И вот мы в комнате, которая впредь будет именоваться «местом происшествия». Здесь все впритык заставлено мебелью. Тут и комод с мраморной плитой, и два платяных шкафа — с зеркалом и без; и несколько шатких на вид столиков, и гигантская лжеяпонская ваза; два фикуса по обе стороны двери, ведущей в тот самый зимний сад; кресла, табуретки, половички и масса всяких прочих вещей, от перечисления которых я воздержусь, не имея чести быть страховым агентом.
Как инспектора, мое внимание привлекает тяжелый полированный стол. На нем — коробка шоколадных конфет, наполовину выпитая бутылка коньяка, две рюмки — одна почти пустая, другая — полная. У стола — два стула.
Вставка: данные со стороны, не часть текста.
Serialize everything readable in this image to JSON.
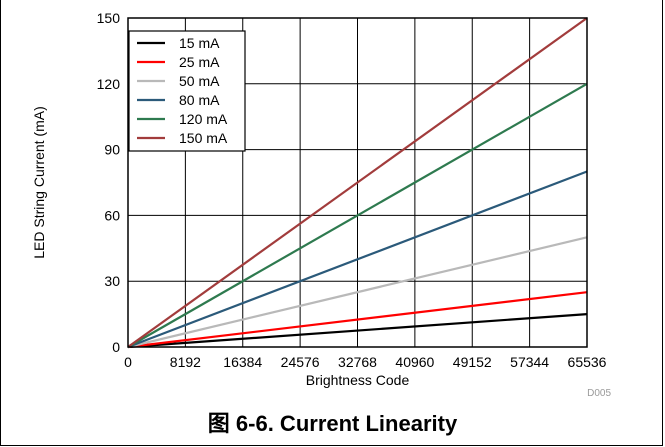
{
  "caption": "图 6-6. Current Linearity",
  "figure_code": "D005",
  "chart_data": {
    "type": "line",
    "title": "",
    "xlabel": "Brightness Code",
    "ylabel": "LED String Current (mA)",
    "xlim": [
      0,
      65536
    ],
    "ylim": [
      0,
      150
    ],
    "xticks": [
      0,
      8192,
      16384,
      24576,
      32768,
      40960,
      49152,
      57344,
      65536
    ],
    "yticks": [
      0,
      30,
      60,
      90,
      120,
      150
    ],
    "grid": true,
    "legend_position": "top-left",
    "series": [
      {
        "name": "15 mA",
        "color": "#000000",
        "x": [
          0,
          65536
        ],
        "y": [
          0,
          15
        ]
      },
      {
        "name": "25 mA",
        "color": "#ff0000",
        "x": [
          0,
          65536
        ],
        "y": [
          0,
          25
        ]
      },
      {
        "name": "50 mA",
        "color": "#b9b9b9",
        "x": [
          0,
          65536
        ],
        "y": [
          0,
          50
        ]
      },
      {
        "name": "80 mA",
        "color": "#2b5a7a",
        "x": [
          0,
          65536
        ],
        "y": [
          0,
          80
        ]
      },
      {
        "name": "120 mA",
        "color": "#2e7a4f",
        "x": [
          0,
          65536
        ],
        "y": [
          0,
          120
        ]
      },
      {
        "name": "150 mA",
        "color": "#a23c3c",
        "x": [
          0,
          65536
        ],
        "y": [
          0,
          150
        ]
      }
    ]
  }
}
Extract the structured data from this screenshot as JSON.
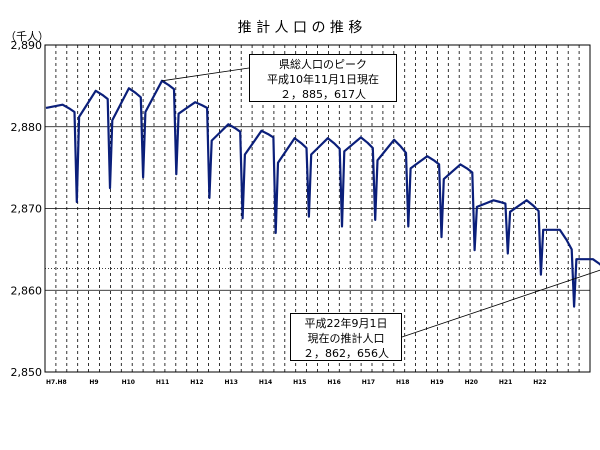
{
  "chart_data": {
    "type": "line",
    "title": "推 計 人 口 の 推 移",
    "unit_label": "（千人）",
    "ylim": [
      2850,
      2890
    ],
    "y_ticks": [
      "2,850",
      "2,860",
      "2,870",
      "2,880",
      "2,890"
    ],
    "x_ticks": [
      "H7.H8",
      "H9",
      "H10",
      "H11",
      "H12",
      "H13",
      "H14",
      "H15",
      "H16",
      "H17",
      "H18",
      "H19",
      "H20",
      "H21",
      "H22"
    ],
    "grid": true,
    "reference_line": 2862.656,
    "series": [
      {
        "color": "#0b1f7a",
        "segments": [
          {
            "from": "H7.H8",
            "start": 2882.3,
            "peak": 2882.7,
            "end": 2881.8,
            "dip": 2870.8
          },
          {
            "from": "H8",
            "start": 2881.2,
            "peak": 2884.4,
            "end": 2883.4,
            "dip": 2872.5
          },
          {
            "from": "H9",
            "start": 2880.8,
            "peak": 2884.7,
            "end": 2883.6,
            "dip": 2873.8
          },
          {
            "from": "H10",
            "start": 2881.8,
            "peak": 2885.617,
            "end": 2884.6,
            "dip": 2874.2
          },
          {
            "from": "H11",
            "start": 2881.6,
            "peak": 2883.0,
            "end": 2882.3,
            "dip": 2871.3
          },
          {
            "from": "H12",
            "start": 2878.3,
            "peak": 2880.3,
            "end": 2879.4,
            "dip": 2868.8
          },
          {
            "from": "H13",
            "start": 2876.6,
            "peak": 2879.5,
            "end": 2878.7,
            "dip": 2867.0
          },
          {
            "from": "H14",
            "start": 2875.6,
            "peak": 2878.6,
            "end": 2877.4,
            "dip": 2869.0
          },
          {
            "from": "H15",
            "start": 2876.6,
            "peak": 2878.6,
            "end": 2877.3,
            "dip": 2867.8
          },
          {
            "from": "H16",
            "start": 2877.0,
            "peak": 2878.7,
            "end": 2877.4,
            "dip": 2868.6
          },
          {
            "from": "H17",
            "start": 2875.9,
            "peak": 2878.4,
            "end": 2876.8,
            "dip": 2867.8
          },
          {
            "from": "H18",
            "start": 2874.9,
            "peak": 2876.4,
            "end": 2875.4,
            "dip": 2866.5
          },
          {
            "from": "H19",
            "start": 2873.6,
            "peak": 2875.4,
            "end": 2874.4,
            "dip": 2864.9
          },
          {
            "from": "H20",
            "start": 2870.2,
            "peak": 2871.0,
            "end": 2870.6,
            "dip": 2864.5
          },
          {
            "from": "H20b",
            "start": 2869.6,
            "peak": 2871.0,
            "end": 2869.7,
            "dip": 2861.9
          },
          {
            "from": "H21",
            "start": 2867.4,
            "peak": 2867.4,
            "end": 2865.0,
            "dip": 2858.0
          },
          {
            "from": "H22",
            "start": 2863.8,
            "peak": 2863.8,
            "end": 2862.656,
            "dip": null
          }
        ]
      }
    ],
    "annotations": [
      {
        "lines": [
          "県総人口のピーク",
          "平成10年11月1日現在",
          "２，885，617人"
        ]
      },
      {
        "lines": [
          "平成22年9月1日",
          "現在の推計人口",
          "２，862，656人"
        ]
      }
    ]
  }
}
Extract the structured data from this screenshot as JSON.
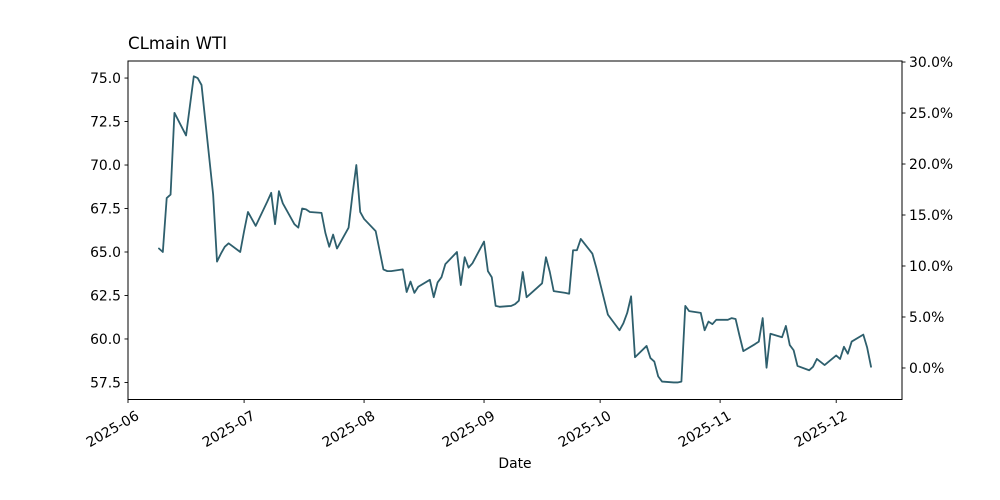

В углу комнаты — массивная кровать. Над ней в раме висит портрет мужчины весьма внушительного вида. Поперек кровати — оригинал.
Поза мужчины мучительно неудобна. Но он уже не сможет устроиться получше. Не нравится мне и выражение его лица, не имеющее ничего общего с самоуверенной ухмылкой на портрете, Если присовокупить эту улыбку к обстановке, мы могли бы сделать заключение, что в прошлом хозяин в общем и целом был доволен судьбой.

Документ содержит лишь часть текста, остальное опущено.